Ele afirma que já viu outros projetos definharem porque as ONGs não conseguiram a adesão da comunidade. "Eventualmente, impomos nossas vontades, com nossa visão do problema, que muitas vezes não tem nada a ver com os desejos do caboclo."

Aí entrariam os cientistas sociais, que poderiam fazer um diagnóstico das comunidades, com adequação da realidade social e maior facilidade para identificar os anseios.

A 1.200 quilômetros dali, em Belém, a ONG Nova Vida, centro de referência em recuperação de dependentes de drogas e álcool, atende 20 jovens, poderia dobrar as vagas, mas precisa de voluntários especializados.

"A mão-de-obra é nosso maior problema", conta Luiz Augusto Veiga, 56, o presidente-voluntário. "O pessoal de infra-estrutura e limpeza nós temos. Até os professores de educação física são voluntários, mas precisamos de mais psicólogos e assistentes sociais."

Segundo ele, com os baixos salários pagos na região, os profissionais acumulam até quatro empregos e não sobra tempo para o voluntariado.

Com um quadro de 93 funcionários e mais de cem voluntários, a Fundação Terra, em Arcoverde, no sertão pernambucano (240 km a oeste de Recife), comparada à Nova Vida e à oficina de Manaus, poderia dizer que vai bem, obrigado, porque conta com advogados, professores, psicólogos e até agrotécnicos voluntários. Mas a chamada rua do lixo, onde a fundação atua desde 1984 e onde vivem centenas de pessoas ao lado do lixão da cidade, mostra que há muito ainda por fazer.

"Não conseguimos envolver os pais, estamos tentando implantar projetos de geração de renda para que saiam do lixão ou consigam montar uma espécie de oficina de reciclagem", diz Luciano Joventino de Lima, 33, coordenador da Fundação Terra.

A fundação mantém uma creche para 130 crianças de até 6 anos, um curso agrotécnico para 40 adolescentes e o acompanhamento pré-natal de 40 gestantes. "Para expandir precisamos de assistentes sociais", afirma Lima.

No Brasi, pesquisa nacional do Iser (Instituto de Estudos da Religião), com amostragem de 1.200 questionários no país, divulgada em dezembro passado e coordenada pela antropóloga Leilah Landim e pela socióloga Maria Celi Scalon, aponta que 23% das pessoas com mais de 18 anos fazem algum tipo de voluntariado.

Mas o serviço especializado ou qualificado corresponde a apenas um terço dessa mão-de-obra e se dedica a trabalhos de escritório, administração, lazer, cultura, serviços profissionais, psicológicos, cuidados pessoais, ensino, treinamento, meio ambiente e captação de recursos. Limpeza e infra-estrutura correspondem a 54% dos voluntários, e 11% se dedicam a atividades religiosas.
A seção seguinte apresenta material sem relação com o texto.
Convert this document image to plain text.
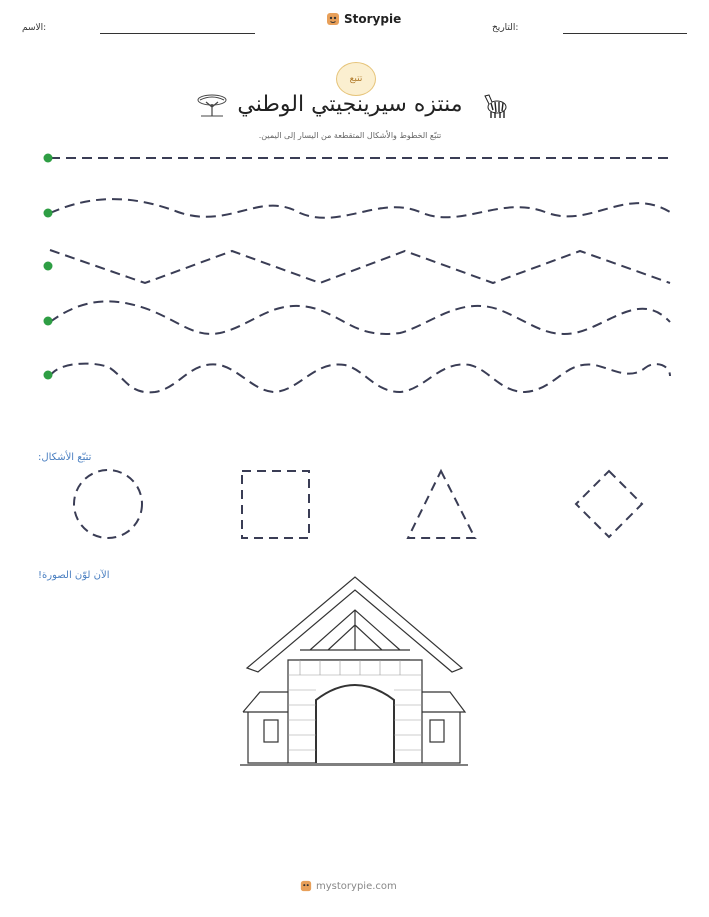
التاريخ:
Storypie
الاسم:
تتبع
منتزه سيرينجيتي الوطني
تتبّع الخطوط والأشكال المتقطعة من اليسار إلى اليمين.
تتبّع الأشكال:
الآن لوّن الصورة!
mystorypie.com
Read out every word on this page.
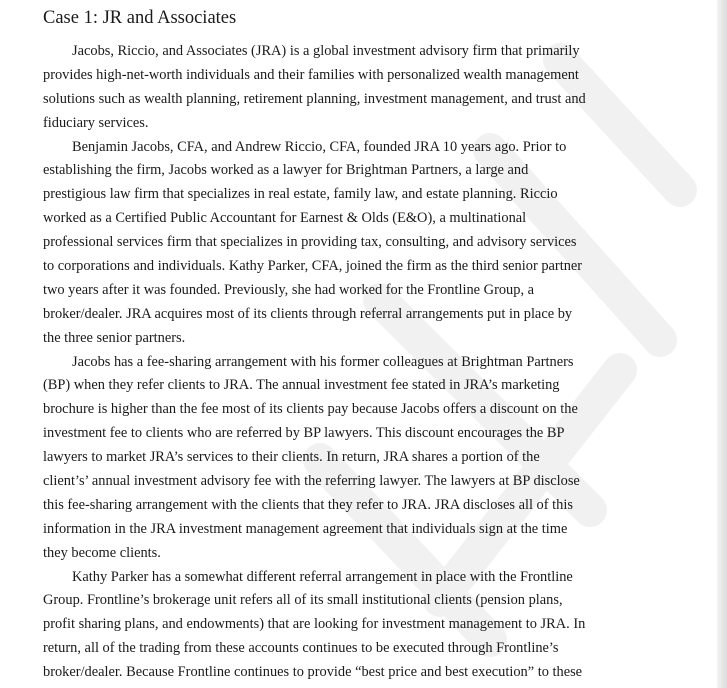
Case 1: JR and Associates
Jacobs, Riccio, and Associates (JRA) is a global investment advisory firm that primarily
provides high-net-worth individuals and their families with personalized wealth management
solutions such as wealth planning, retirement planning, investment management, and trust and
fiduciary services.
Benjamin Jacobs, CFA, and Andrew Riccio, CFA, founded JRA 10 years ago. Prior to
establishing the firm, Jacobs worked as a lawyer for Brightman Partners, a large and
prestigious law firm that specializes in real estate, family law, and estate planning. Riccio
worked as a Certified Public Accountant for Earnest & Olds (E&O), a multinational
professional services firm that specializes in providing tax, consulting, and advisory services
to corporations and individuals. Kathy Parker, CFA, joined the firm as the third senior partner
two years after it was founded. Previously, she had worked for the Frontline Group, a
broker/dealer. JRA acquires most of its clients through referral arrangements put in place by
the three senior partners.
Jacobs has a fee-sharing arrangement with his former colleagues at Brightman Partners
(BP) when they refer clients to JRA. The annual investment fee stated in JRA’s marketing
brochure is higher than the fee most of its clients pay because Jacobs offers a discount on the
investment fee to clients who are referred by BP lawyers. This discount encourages the BP
lawyers to market JRA’s services to their clients. In return, JRA shares a portion of the
client’s’ annual investment advisory fee with the referring lawyer. The lawyers at BP disclose
this fee-sharing arrangement with the clients that they refer to JRA. JRA discloses all of this
information in the JRA investment management agreement that individuals sign at the time
they become clients.
Kathy Parker has a somewhat different referral arrangement in place with the Frontline
Group. Frontline’s brokerage unit refers all of its small institutional clients (pension plans,
profit sharing plans, and endowments) that are looking for investment management to JRA. In
return, all of the trading from these accounts continues to be executed through Frontline’s
broker/dealer. Because Frontline continues to provide “best price and best execution” to these
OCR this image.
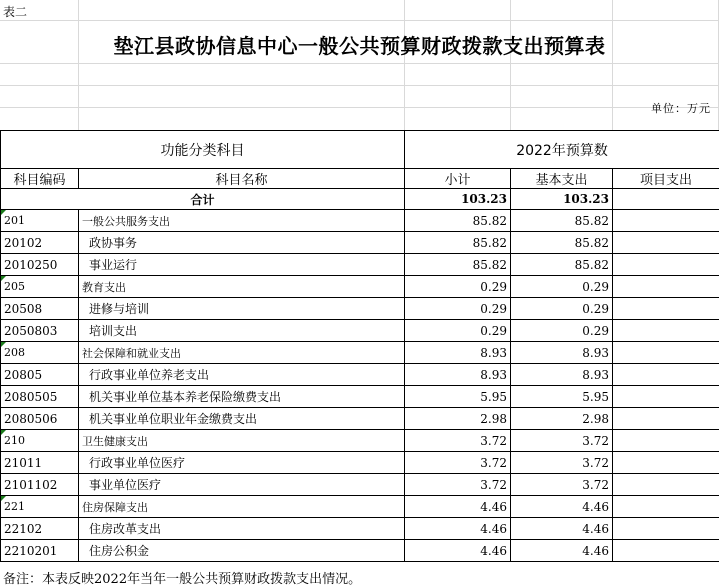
表二
垫江县政协信息中心一般公共预算财政拨款支出预算表
单位：万元
功能分类科目		2022年预算数		
科目编码	科目名称	小计	基本支出	项目支出
合计		103.23	103.23	
201	一般公共服务支出	85.82	85.82	
20102	政协事务	85.82	85.82	
2010250	事业运行	85.82	85.82	
205	教育支出	0.29	0.29	
20508	进修与培训	0.29	0.29	
2050803	培训支出	0.29	0.29	
208	社会保障和就业支出	8.93	8.93	
20805	行政事业单位养老支出	8.93	8.93	
2080505	机关事业单位基本养老保险缴费支出	5.95	5.95	
2080506	机关事业单位职业年金缴费支出	2.98	2.98	
210	卫生健康支出	3.72	3.72	
21011	行政事业单位医疗	3.72	3.72	
2101102	事业单位医疗	3.72	3.72	
221	住房保障支出	4.46	4.46	
22102	住房改革支出	4.46	4.46	
2210201	住房公积金	4.46	4.46	
备注：本表反映2022年当年一般公共预算财政拨款支出情况。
Um dado otimista que salta da pesquisa é que 60% dos entrevistados disseram estar dispostos a trabalhar como voluntários se soubessem onde poderiam ajudar; e 87% concordam que o "trabalho voluntário faz parte da cidadania e ajuda a construir uma sociedade melhor".

Para quem não sabe por onde começar, o Comunidade Solidária iniciou, há quatro anos, a implantação de centros de voluntariado pelo país, que funcionam como agências de matrimônio, unindo o profissional que se oferece à uma ONG que o procura.

Hoje são 35 centros no país, em quase todas as capitais e nas principais cidades do interior. Cada um deles é uma ONG independente, sem vínculo hierárquico com o Comunidade Solidária, com administração e financiamento próprios.